В масштабном исследовании Питмена с соавт. [290] изучались монозиготные близнецы, ветераны войны во Вьетнаме. Было показано, что выраженность психопатологических черт у ветеранов-близнецов с ПТСР, по крайней мере, в три раза выше, чем в группе близнецов без ПТСР. Близнецы с ПТСР показали также значимо более высокий уровень депрессивных расстройств, дистимии и панического расстройства. У них также отмечено большее количество пережитых в анамнезе травматических событий, т. е. они изначально имели более высокий риск возникновения ПТСР. Они также имели более высокий уровень алкогольной зависимости.
Эти результаты подкрепляют гипотезу о существовании наследственной предрасположенности к возникновению ПТСР. Так, например, в исследовании Труе с соавт. показано, что 30 % всех симптомов ПТСР имеют генетическую основу. В исследовании С. Халлиган и Р. Ехуда получены данные, свидетельствующие о том, что вероятность развития ПТСР выше у тех людей, чьи родители сами переживали ПТСР. Показано, что тяжесть ПТСР выше у того, кто имел близнеца с ПТСР. Причем риск выше у монозиготных, чем у дизиготных близнецов [356]. Далее, по меньшей мере в четырех исследованиях показано, что у лиц с ПТСР наблюдается сниженный размер гиппокампа. Делается попытка объяснить этот феномен, основываясь на результатах исследований, выполненных на животных, в которых утверждается, что стресс у животных вызывает нарушение мозговых структур. Однако необходимо помнить, что эти данные являются результатом корреляционных исследований. Существует как теоретическая, так и эмпирическая поддержка гипотезы, что уменьшенный размер гиппокампа относится к числу предикторов ПТСР.
Таким образом, различные подходы, объясняющие развитие и функционирование ПТСР, вполне совместимы и успешно дополняют друг друга. Теория научения и когнитивный подход, будучи психологическими концепциями, не дают объяснения симптомам сверхвозбуждения и другим психофизиологическим изменениям при ПТСР, тогда как биологические воззрения на природу посттравматического стресса призваны восполнить этот пробел.
Для ответа на вопрос, почему лишь у части людей, подвергшихся травматизации, проявляются психологические симптомы посттравматического стресса, предлагается также этиологическая мультифакторная теория, разрабатываемая А. Мэркером [251]. Он выделяет три группы факторов, сочетание которых приводит к возникновению ПТСР: факторы, связанные с травматическим событием: тяжесть травмы, ее неконтролируемость, неожиданность; защитные факторы: способность к осмыслению происшедшего, наличие социальной поддержки, механизмы совладания; факторы риска: возраст к моменту травматизации, отрицательный прошлый опыт, психические расстройства в анамнезе, низкий социоэкономический уровень. Согласно мультифакторной концепции, психотерапия работает на подкрепление защитных механизмов, поскольку она ведет именно к переосмыслению происшедших событий и усилению совладающих механизмов.

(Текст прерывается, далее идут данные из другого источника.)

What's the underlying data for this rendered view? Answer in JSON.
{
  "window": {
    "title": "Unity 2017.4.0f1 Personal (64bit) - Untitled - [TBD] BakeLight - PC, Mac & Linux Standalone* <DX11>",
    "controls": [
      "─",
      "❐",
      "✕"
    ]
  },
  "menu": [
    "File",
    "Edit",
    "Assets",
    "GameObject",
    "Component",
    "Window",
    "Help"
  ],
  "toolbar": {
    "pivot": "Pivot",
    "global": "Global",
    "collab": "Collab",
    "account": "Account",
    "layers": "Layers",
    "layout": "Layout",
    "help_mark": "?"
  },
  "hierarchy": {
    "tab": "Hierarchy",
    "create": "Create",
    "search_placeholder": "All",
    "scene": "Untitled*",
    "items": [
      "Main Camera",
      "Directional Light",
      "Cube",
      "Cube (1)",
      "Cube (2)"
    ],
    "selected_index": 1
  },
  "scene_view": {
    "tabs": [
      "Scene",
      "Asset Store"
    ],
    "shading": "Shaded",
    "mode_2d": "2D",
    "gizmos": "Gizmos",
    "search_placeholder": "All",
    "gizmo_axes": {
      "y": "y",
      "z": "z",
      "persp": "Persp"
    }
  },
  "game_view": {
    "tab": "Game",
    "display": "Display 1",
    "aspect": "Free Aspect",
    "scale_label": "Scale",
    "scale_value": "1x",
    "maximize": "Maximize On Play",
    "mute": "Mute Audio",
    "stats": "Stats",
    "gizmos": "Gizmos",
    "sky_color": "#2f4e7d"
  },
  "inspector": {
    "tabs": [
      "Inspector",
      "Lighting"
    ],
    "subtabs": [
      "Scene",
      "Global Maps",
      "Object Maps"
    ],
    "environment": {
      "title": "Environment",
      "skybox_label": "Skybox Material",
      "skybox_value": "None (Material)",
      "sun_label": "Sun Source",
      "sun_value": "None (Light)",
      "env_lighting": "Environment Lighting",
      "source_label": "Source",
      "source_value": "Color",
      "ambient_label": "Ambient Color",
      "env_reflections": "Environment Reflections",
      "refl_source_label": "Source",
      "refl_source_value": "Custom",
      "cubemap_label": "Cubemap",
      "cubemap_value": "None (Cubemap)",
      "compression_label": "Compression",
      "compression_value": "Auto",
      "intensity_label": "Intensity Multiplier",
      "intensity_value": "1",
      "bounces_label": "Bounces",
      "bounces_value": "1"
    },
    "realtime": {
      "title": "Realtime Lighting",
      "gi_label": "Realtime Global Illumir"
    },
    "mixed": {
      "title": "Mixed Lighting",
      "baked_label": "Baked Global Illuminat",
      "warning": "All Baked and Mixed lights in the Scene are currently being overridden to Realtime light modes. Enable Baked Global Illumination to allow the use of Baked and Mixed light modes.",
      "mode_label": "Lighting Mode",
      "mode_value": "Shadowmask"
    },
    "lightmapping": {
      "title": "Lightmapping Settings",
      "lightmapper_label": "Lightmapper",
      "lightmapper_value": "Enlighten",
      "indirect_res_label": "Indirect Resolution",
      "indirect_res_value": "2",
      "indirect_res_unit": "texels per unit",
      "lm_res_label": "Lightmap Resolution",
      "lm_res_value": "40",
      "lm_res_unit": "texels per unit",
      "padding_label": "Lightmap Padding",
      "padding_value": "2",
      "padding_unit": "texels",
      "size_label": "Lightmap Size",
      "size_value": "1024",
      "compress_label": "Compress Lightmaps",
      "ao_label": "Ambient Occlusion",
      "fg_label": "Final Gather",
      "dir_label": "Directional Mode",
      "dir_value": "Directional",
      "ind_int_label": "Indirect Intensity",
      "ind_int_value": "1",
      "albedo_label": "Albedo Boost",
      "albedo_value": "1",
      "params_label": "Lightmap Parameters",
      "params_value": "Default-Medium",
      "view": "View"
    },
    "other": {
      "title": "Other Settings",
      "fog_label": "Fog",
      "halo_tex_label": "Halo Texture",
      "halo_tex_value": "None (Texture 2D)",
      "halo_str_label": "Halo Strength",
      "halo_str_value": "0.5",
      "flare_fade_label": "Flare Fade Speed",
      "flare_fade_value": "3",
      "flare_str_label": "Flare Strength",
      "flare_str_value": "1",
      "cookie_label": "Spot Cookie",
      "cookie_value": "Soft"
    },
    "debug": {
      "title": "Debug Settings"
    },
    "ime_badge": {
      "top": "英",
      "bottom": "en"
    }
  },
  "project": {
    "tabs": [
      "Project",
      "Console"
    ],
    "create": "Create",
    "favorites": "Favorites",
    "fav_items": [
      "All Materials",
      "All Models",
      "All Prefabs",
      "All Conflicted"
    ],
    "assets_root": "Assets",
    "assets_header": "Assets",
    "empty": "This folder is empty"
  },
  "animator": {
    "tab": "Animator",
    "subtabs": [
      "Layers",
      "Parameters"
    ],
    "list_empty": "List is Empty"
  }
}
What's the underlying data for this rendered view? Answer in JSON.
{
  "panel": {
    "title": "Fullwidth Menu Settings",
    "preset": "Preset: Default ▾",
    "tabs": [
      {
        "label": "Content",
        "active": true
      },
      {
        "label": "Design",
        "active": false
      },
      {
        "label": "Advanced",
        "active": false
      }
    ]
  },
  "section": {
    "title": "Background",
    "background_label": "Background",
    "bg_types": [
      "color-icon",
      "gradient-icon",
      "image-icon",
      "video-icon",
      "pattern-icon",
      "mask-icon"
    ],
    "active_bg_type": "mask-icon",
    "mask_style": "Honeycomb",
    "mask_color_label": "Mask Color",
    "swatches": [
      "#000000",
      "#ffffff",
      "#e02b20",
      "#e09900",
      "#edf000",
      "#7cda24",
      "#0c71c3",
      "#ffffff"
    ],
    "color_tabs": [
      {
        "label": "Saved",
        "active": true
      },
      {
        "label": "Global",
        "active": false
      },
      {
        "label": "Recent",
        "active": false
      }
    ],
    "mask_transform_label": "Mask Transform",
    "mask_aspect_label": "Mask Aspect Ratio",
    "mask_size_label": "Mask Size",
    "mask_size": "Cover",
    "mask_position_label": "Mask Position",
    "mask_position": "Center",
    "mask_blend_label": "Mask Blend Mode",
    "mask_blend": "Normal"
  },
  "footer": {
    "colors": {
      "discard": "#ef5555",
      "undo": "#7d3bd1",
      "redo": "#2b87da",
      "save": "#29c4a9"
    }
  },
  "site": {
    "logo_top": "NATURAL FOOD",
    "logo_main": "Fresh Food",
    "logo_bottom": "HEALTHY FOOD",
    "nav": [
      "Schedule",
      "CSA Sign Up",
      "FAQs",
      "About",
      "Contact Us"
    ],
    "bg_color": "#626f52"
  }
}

Подводя итоги анализа литературных данных, можно утверждать, что различные подходы, объясняющие развитие и функционирование ПТСР, вполне совместимы и успешно дополняют друг друга. Из обзора теоретических работ видно, что последствия пребывания человека в травматических ситуациях не ограничиваются развитием острого стрессового расстройства (ОСР) или ПТСР. Диапазон клинических проявлений последствий сверхэкстремального воздействия на психику человека, безусловно, шире, о чем говорит коморбидность ПТСР таких растройств, как депрессия, паническое расстройство и зависимость от психоактивных веществ.
В зарубежных психологических моделях ПТСР основной акцент делается на посттравматических когнитивно-эмоционально-личностных изменениях в психике человека, в них гораздо меньше внимания уделено клинической симптоматике ПТСР. Эти подходы близки к тому направлению, которое разрабатывается в настоящем исследовании: дифференциации ПТСР и ПТС. Понятие ПТС, являясь психологической картиной посттравматического расстройства и включая клиническую симптоматику ПТСР, по своему содержанию шире ПТСР и представляет собой континуум психических состояний психической дезадаптации разных типов и уровней.
Описывая воспоминания больных о травматических событиях, Шарко называл эти воспоминания «паразитами ума». У людей с ПТСР драматически нарушена способность к интеграции травматического опыта с другими событиями жизни. Их травматические воспоминания существуют в памяти не в виде связанных рассказов, а состоят из интенсивных эмоций и тех соматосенсорных элементов, которые актуализируются, когда страдающий ПТСР находится в возбужденном состоянии или подвержен стимулам или ситуациям, напоминающим ему о травме.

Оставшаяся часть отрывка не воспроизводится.